Health for the people

The Health Department's announcement that it will table draft legislation to regulate the private health sector within two months is long overdue some healthcare experts say.

The Health Department's announcement that it will table draft legislation to regulate the private health sector within two months is long overdue some healthcare experts say.

"It is clear that we cannot sustain unregulated private healthcare service delivery in this country and at the same time regulate the medical schemes industry," Health Minister Manto Tshabalala-Msimang told the National Assembly last Wednesday.

"We must therefore regulate the providers and the industry as a whole."

Though some experts agree that the minister's announcement was long overdue, it was met with mixed reaction, particularly from opposition parties.

The reaction ranged from cautious approval to calls for freeing the market, improving the state of public healthcare and implementing the proposed national health insurance system.

Experts say the announcement was long overdue especially in view of the rumbling about funding in the private healthcare sector.

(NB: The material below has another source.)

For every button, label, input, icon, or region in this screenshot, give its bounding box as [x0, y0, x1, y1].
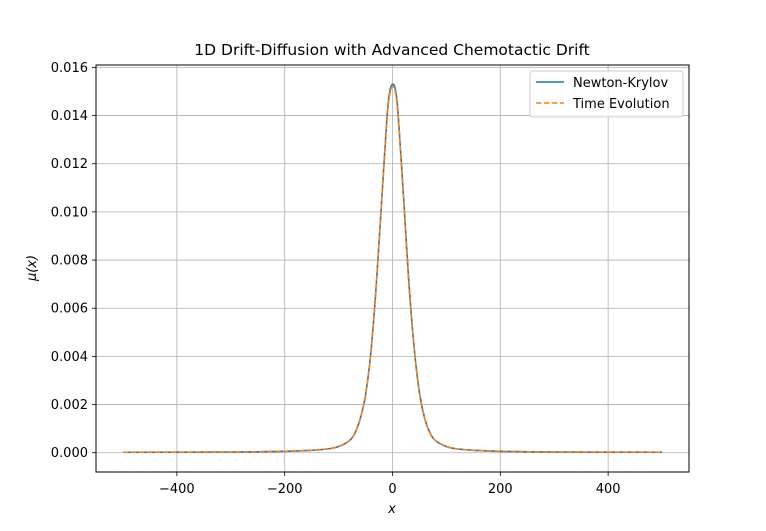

Not a day goes by without further indications that private healthcare funding is under severe stress, they say.

Though the funding squabbles have been ongoing it intensified recently in the furore that surrounded the reported 33percent increase in ward and theatre fees by private hospitals.

This infuriated the Board of Healthcare Funders (BHF), which represents 85percent of South Africa's medical schemes.

In retaliation the BHF has asked the Competition Commission to exempt medical schemes from provisions in the Competition Act that stop them from working as a collective on matters such as setting tariffs and defining patient benefits.

The BHF said its application was intended to deal with a host of unintended consequences arising from a ruling by the commission in 2004, which banned collective bargaining in the sector.

The ruling was aimed at fostering competition but was undermining schemes' ability to safeguard their economic future.

Medical schemes were much more tightly regulated than private hospitals, placing them at a distinct disadvantage, said BHF spokesman Heidi Kruger.

She said medical schemes now had almost no power when it came to tariff negotiations.

But, Kruger said, it was not just prices, because medical schemes could not take collective action on fraud, eliminating member churn, or defining member benefits - yet they were the buyers, acting in the best interests of members.

Schemes' limited bargaining power made headlines recently after several schemes told the watchdog Council for Medical Schemes that they had been bullied into accepting tariff increases by private hospital groups.

The private hospital industry is dominated by Netcare, MediClinic and LifeHealthcare, who among them own three quarters of the sector's 28426 beds.

Their fees have come under intense scrutiny from Tshabalala-Msimang, who has reiterated her plans to amend the National Health Act to give the government a greater say in the way tariff negotiations are conducted.

In announcing the draft legislation, Tshabalala-Msimang said it would "enable us to contain costs, prevent bad business practices and protect the consumer".

She said she was shocked to hear at a meeting with the medical schemes industry recently that they were by and large forced by private hospital groups to enter into agreements on tariff increases even though they felt the demands of the hospitals were not justified.

"They reported that the attitude of the hospital groups was: if you don't like the increases, pay us whatever you want and we will recover the rest from your members," Tshabalala-Msimang said.

She said this pitted members against medical aids because the hospital tells the patient that his or her medical aid had refused to pay the tariff and that the hospital therefore had no option but to bill the patient directly.

Tshabalala-Msimang said this showed that the playing fields were not level.

What worries her about the private health sector, which only provides care for 15 percent of the population, is that it is part of the national health system. What happens in this sector affects the entire health sector, she said.

This means that when a person cannot afford private care any longer, they turn to the public sector, thus increasing the number of people that are dependent on the public health sector.

By introducing legislation the government is protecting the interests of all citizens, including those that use the private health sector, Tshabalala-Msimang said.

Though the private health sector provided care for about seven million people or close to 15percent of all South Africans, it consumed more than the total expenditure by the public health sector.

While per capita expenditure in the private sector was about eight times more than in the public sector, the sector spent an estimated 5,5 percent of the gross domestic product. By increasing tariffs the private sector would add to this high level of inequity by making private healthcare services even more inaccessible to insured and self-paying patients.